Jensen Huang walked onto the SAP Center stage on March 16 in his leather jacket, and two hours later walked off having repositioned Nvidia from a chipmaker into a full-stack agentic AI platform company. The keynote was dense with product announcements, but the throughline was unmistakable: Nvidia thinks the next phase of AI is agents, and it plans to own every layer they run on.
That framing has uncomfortable implications for the rest of the industry. If Jensen is right that AI models are rapidly commoditizing while infrastructure becomes the real moat, then Nvidia just drew a circle around the only part of the stack that prints money long-term.
The trillion-dollar demand signal
The headline number: Nvidia now projects at least $1 trillion in revenue opportunity from Blackwell and Vera Rubin platforms through 2027. That is double the $500 billion estimate from last year's GTC. Jensen attributed this to a straightforward calculation: AI compute demand has grown roughly one million times over the past two years as reasoning models replaced retrieval-based systems and usage scaled simultaneously.
"If they could just get more capacity, they could generate more tokens, their revenues would go up," Huang told the crowd, referring to Nvidia's cloud and enterprise customers. The company reported 11 straight quarters of revenue growth above 55%, and the current quarter is tracking at about $78 billion, up 77% year-over-year.
These numbers are large enough that they tend to make people skeptical. But the demand signal appears real. AWS, Microsoft Azure, Google Cloud, Oracle, and CoreWeave are all expanding their Nvidia deployments. Meta, ByteDance, and Alibaba are building at similar scale. The constraint right now is not demand but power delivery.

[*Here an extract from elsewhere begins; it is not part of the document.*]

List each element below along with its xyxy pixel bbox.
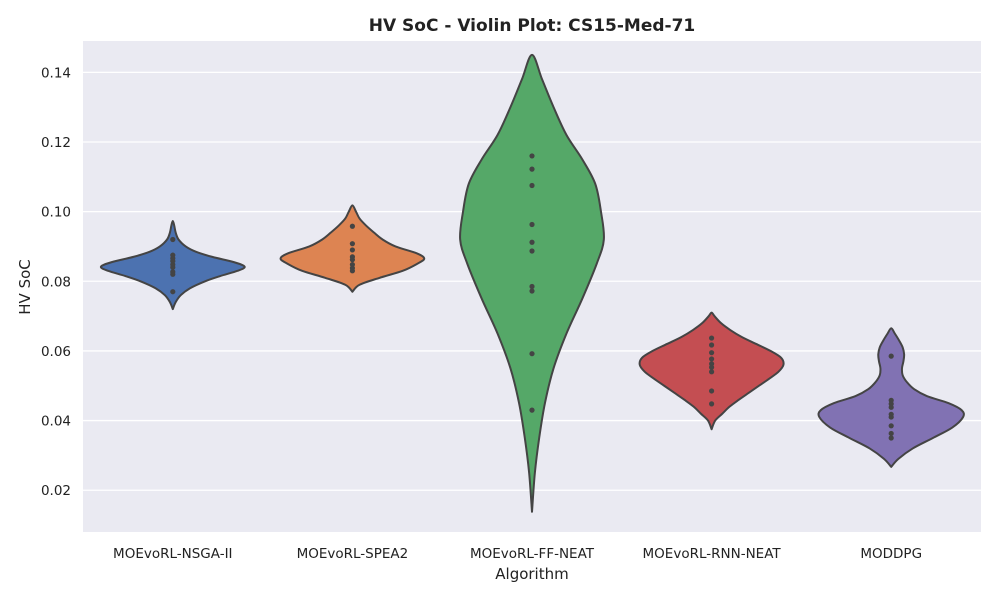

Vera Rubin: the inference machine
The hardware centerpiece was the Vera Rubin platform, which is now in production. It is not a single chip but a full-stack system with seven chip types assembled into five rack-scale designs: Vera CPUs, Rubin GPUs, NVLink 6 switches, ConnectX-9 NICs, BlueField-4 DPUs, Spectrum-X optical NICs, and Groq 3 LPUs. Combined specs: 3.6 exaflops and 260 terabytes per second of NVLink bandwidth.
The Groq integration matters here. Nvidia acquired Groq for $20 billion in late 2025, and the Groq 3 LPX chip is purpose-built for inference decode. Nvidia's new Dynamo software layer disaggregates inference: prefill goes to the Rubin GPU, decode goes to the Groq LPU. The result, according to both Nvidia and third-party analysis from Semi Analysis, is 35x more throughput per megawatt compared to Blackwell alone.
That figure deserves scrutiny. Semi Analysis independently verified and actually exceeded Nvidia's own claims, finding roughly 50x more tokens per watt versus the Hopper H200. Jensen joked that analyst Dylan Patel "accused me of sandbagging. He was right." Whether these benchmarks hold across diverse production workloads remains to be seen, but the direction is clear: Nvidia is engineering specifically for inference throughput, not just training FLOPS.